Team covers activity costs with workload

Many eyes will be focused on the Pacific Islands Forum and the upcoming Third International Conference on Small Island Developing States. But there are also smaller happenings that should grab the attention of Pacific Island leaders. One such is the winning of two awards by the Secretariat of the Pacific Community’s (SPC) Applied Geoscience and Technology Division (AGTD, previously SOPAC) from the world’s leading provider of satellite imagery, DigitalGlobe Inc. based in Colorado, USA. This should be of interest to Pacific Island countries because they currently receive the highest-resolution satellite image data commercially available at some of the lowest prices on the planet. Cost-effective delivery of service by SPC, the only authorised reseller of DigitalGlobe products in the Pacific Island region (not including Australia and New Zealand), has driven increased sales of satellite imagery.
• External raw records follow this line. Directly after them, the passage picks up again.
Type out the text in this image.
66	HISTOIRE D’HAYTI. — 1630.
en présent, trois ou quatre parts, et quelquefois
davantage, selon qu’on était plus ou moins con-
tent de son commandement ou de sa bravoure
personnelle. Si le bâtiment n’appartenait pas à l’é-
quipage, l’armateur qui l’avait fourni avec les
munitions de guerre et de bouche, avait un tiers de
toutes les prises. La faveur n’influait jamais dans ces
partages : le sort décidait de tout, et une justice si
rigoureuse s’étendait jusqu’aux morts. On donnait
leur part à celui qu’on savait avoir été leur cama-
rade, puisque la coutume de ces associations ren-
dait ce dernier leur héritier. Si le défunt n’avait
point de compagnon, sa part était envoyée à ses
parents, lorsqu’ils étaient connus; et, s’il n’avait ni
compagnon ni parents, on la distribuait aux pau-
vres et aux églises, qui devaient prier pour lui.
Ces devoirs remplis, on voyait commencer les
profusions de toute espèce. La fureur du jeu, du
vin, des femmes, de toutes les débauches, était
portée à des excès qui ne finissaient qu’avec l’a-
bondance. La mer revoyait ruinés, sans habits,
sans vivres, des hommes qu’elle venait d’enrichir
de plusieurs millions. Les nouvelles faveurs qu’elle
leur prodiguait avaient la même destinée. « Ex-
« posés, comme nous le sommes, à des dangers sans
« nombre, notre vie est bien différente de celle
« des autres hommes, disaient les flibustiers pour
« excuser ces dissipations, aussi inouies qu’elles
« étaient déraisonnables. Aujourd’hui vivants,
This has led to SPC receiving a DigitalGlobe Reseller Excellence Award 2014 for the highest sales volume in the Asia-Pacific region. SPC purchases satellite imagery data from DigitalGlobe at around one-third of the average global price. This price, along with the additional reseller discount received by SPC, is passed on directly to Pacific Island countries. The result is an exceptional deal for Pacific Island governments accessing state-of-the-art satellite imaging technology. This type of imaging has a variety of applications across different government ministries and sectors, including forestry, land planning, agriculture, geology, fisheries, port operations, disaster management, infrastructure and urban planning, biodiversity conservation, climate change adaptation, and education.
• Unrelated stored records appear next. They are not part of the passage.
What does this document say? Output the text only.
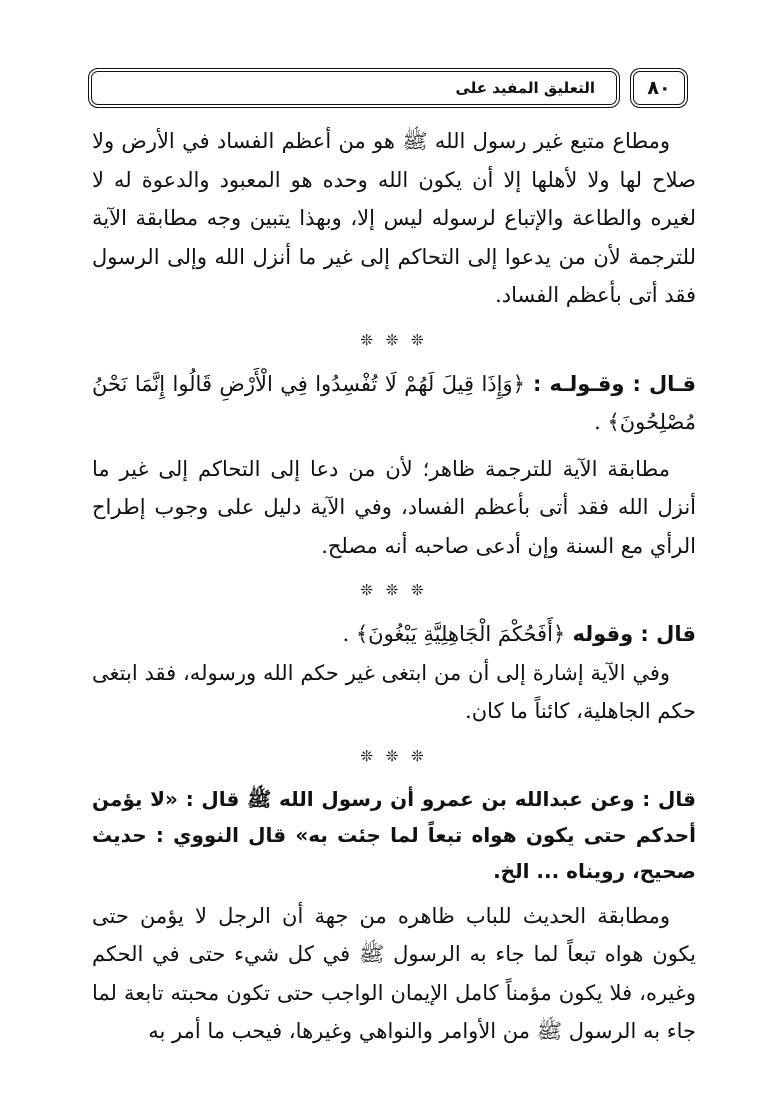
التعليق المفيد على	٨٠

ومطاع متبع غير رسول الله ﷺ هو من أعظم الفساد في الأرض ولا صلاح لها ولا لأهلها إلا أن يكون الله وحده هو المعبود والدعوة له لا لغيره والطاعة والإتباع لرسوله ليس إلا، وبهذا يتبين وجه مطابقة الآية للترجمة لأن من يدعوا إلى التحاكم إلى غير ما أنزل الله وإلى الرسول فقد أتى بأعظم الفساد.

❊ ❊ ❊

قـال : وقـولـه : ﴿وَإِذَا قِيلَ لَهُمْ لَا تُفْسِدُوا فِي الْأَرْضِ قَالُوا إِنَّمَا نَحْنُ مُصْلِحُونَ﴾ .

مطابقة الآية للترجمة ظاهر؛ لأن من دعا إلى التحاكم إلى غير ما أنزل الله فقد أتى بأعظم الفساد، وفي الآية دليل على وجوب إطراح الرأي مع السنة وإن أدعى صاحبه أنه مصلح.

❊ ❊ ❊

قال : وقوله ﴿أَفَحُكْمَ الْجَاهِلِيَّةِ يَبْغُونَ﴾ .

وفي الآية إشارة إلى أن من ابتغى غير حكم الله ورسوله، فقد ابتغى حكم الجاهلية، كائناً ما كان.

❊ ❊ ❊

قال : وعن عبدالله بن عمرو أن رسول الله ﷺ قال : «لا يؤمن أحدكم حتى يكون هواه تبعاً لما جئت به» قال النووي : حديث صحيح، رويناه ... الخ.

ومطابقة الحديث للباب ظاهره من جهة أن الرجل لا يؤمن حتى يكون هواه تبعاً لما جاء به الرسول ﷺ في كل شيء حتى في الحكم وغيره، فلا يكون مؤمناً كامل الإيمان الواجب حتى تكون محبته تابعة لما جاء به الرسول ﷺ من الأوامر والنواهي وغيرها، فيحب ما أمر به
At the very least, it allows Pacific Island countries to replace long-outdated aerial maps and cartographic data. Another factor influencing the region’s demand for satellite imagery has been an innovation at SPC that improves satellite image quality. Prevailing weather conditions can affect the quality of images captured by satellites. This is a major challenge in the Pacific, where humid, tropical conditions drive cloud cover and other disturbances in the imaging process. Wolf Forstreuter, a GIS specialist who leads the GIS and remote sensing team at SPC, explains that, while the fringing reef of an island may be in full sun, there is often cloud cover hovering over parts of the island. And with elevated islands, the different sides of a hill will often have different levels of atmospheric moisture.